The numbness was at Rambo's shoulders now, at his navel, and steadying the gun was like aiming with two stumps of wood. He saw Teasle dispersing into triple focus down there, eyes bright, aiming, and he knew there should be no other way. No passive lapse into nothing. No lit fuse, self-disruption. But this way, the only proper way, in the last of the fight, trying his best to kill Teasle. Eyes and hands betraying him, he did not think he could hit Teasle. But he had to try. Then if he missed, Teasle would see the flash of his gun, and fire at it. And at least then I'll have died trying, he thought. He strove to squeeze his finger on the trigger, directing his aim at Teasle's center image. The barrel was wobbling, and he would never hit him. But he could not fake it. He had to try as hard as he could. He told his hand to squeeze on the trigger, but his hand would not work, and as he concentrated on it, clenching, the gun went off unintended. So careless and sloppy. He cursed himself. Not the real fight he had hoped for, and now Teasle's bullet would come when he did not deserve it.

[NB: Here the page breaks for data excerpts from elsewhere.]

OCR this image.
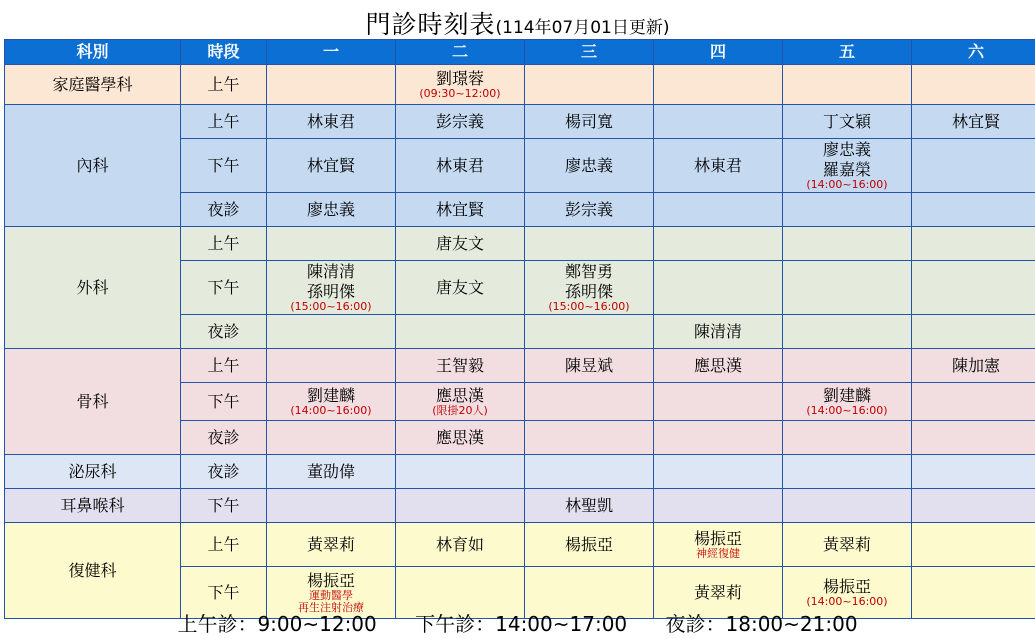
門診時刻表(114年07月01日更新)
科別	時段	一	二	三	四	五	六
家庭醫學科	上午		劉璟蓉
(09:30~12:00)				

內科	上午	林東君	彭宗義	楊司寬		丁文穎	林宜賢

	下午	林宜賢	林東君	廖忠義	林東君	廖忠義
羅嘉榮
(14:00~16:00)	

	夜診	廖忠義	林宜賢	彭宗義			

外科	上午		唐友文				

	下午	陳清清
孫明傑
(15:00~16:00)	唐友文	鄭智勇
孫明傑
(15:00~16:00)			

	夜診				陳清清		

骨科	上午		王智毅	陳昱斌	應思漢		陳加憲

	下午	劉建麟
(14:00~16:00)	應思漢
(限掛20人)			劉建麟
(14:00~16:00)	

	夜診		應思漢				

泌尿科	夜診	董劭偉					

耳鼻喉科	下午			林聖凱			

復健科	上午	黃翠莉	林育如	楊振亞	楊振亞
神經復健	黃翠莉	

	下午	楊振亞
運動醫學
再生注射治療			黃翠莉	楊振亞
(14:00~16:00)	

上午診：9:00~12:00 下午診：14:00~17:00 夜診：18:00~21:00
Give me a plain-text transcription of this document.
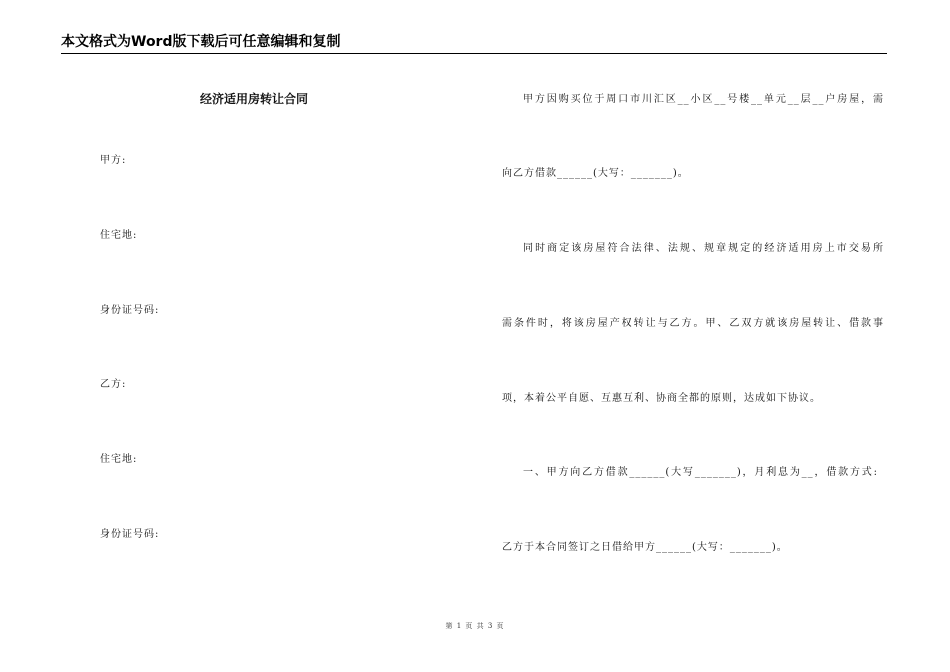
本文格式为Word版下载后可任意编辑和复制
经济适用房转让合同
甲方:
住宅地:
身份证号码:
乙方:
住宅地:
身份证号码:
甲方因购买位于周口市川汇区__小区__号楼__单元__层__户房屋，需
向乙方借款______(大写：_______)。
同时商定该房屋符合法律、法规、规章规定的经济适用房上市交易所
需条件时，将该房屋产权转让与乙方。甲、乙双方就该房屋转让、借款事
项，本着公平自愿、互惠互利、协商全都的原则，达成如下协议。
一、甲方向乙方借款______(大写_______)，月利息为__，借款方式:
乙方于本合同签订之日借给甲方______(大写：_______)。
第 1 页 共 3 页
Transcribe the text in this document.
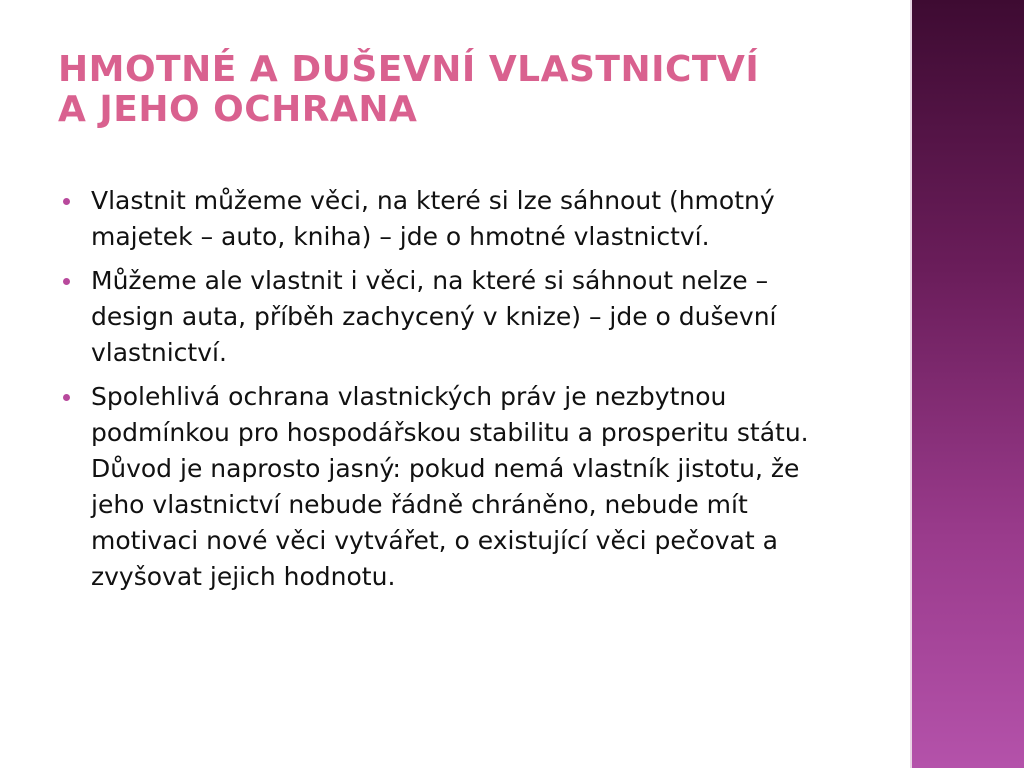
HMOTNÉ A DUŠEVNÍ VLASTNICTVÍ
A JEHO OCHRANA
Vlastnit můžeme věci, na které si lze sáhnout (hmotný majetek – auto, kniha) – jde o hmotné vlastnictví.
Můžeme ale vlastnit i věci, na které si sáhnout nelze – design auta, příběh zachycený v knize) – jde o duševní vlastnictví.
Spolehlivá ochrana vlastnických práv je nezbytnou podmínkou pro hospodářskou stabilitu a prosperitu státu. Důvod je naprosto jasný: pokud nemá vlastník jistotu, že jeho vlastnictví nebude řádně chráněno, nebude mít motivaci nové věci vytvářet, o existující věci pečovat a zvyšovat jejich hodnotu.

He waited. It should have come already. He squinted to clear his vision, looking down the mound where Teasle lay flat in the brush. Christ, he had hit him. God, he had not wanted that, and the numbness was so overwhelming by now that he could never light the fuse before it nulled him. So poor. So ugly and poor. Then death took him over, but it was not at all the stupefying sleep, bottomless and murky, that he had expected. It was more like what he had expected from the dynamite, but coming from his head instead of his stomach, and he could not understand why it should be like that, and it frightened him. Then since it was the total of what remained, he let it happen, went with it, erupted free through the back of his head and his skull, catapulted through the sky, through myriad spectra, onward outward, forever dazzling, brilliant, and he thought if he kept on like this for long enough he might be wrong and see God after all.

23

Well, Teasle thought. Well. He lay back on the brush, marvelling at the stars, repeating to himself that he did not know what had hit him. He really did not. He had seen the flash of the gun and he had fallen, but he had been slow and gentle to fall, and he really did not know what had hit him, did not sense it, respond to it. He thought about Anna and then stopped that, not because the memory was painful, but because after everything she just didn't seem important anymore.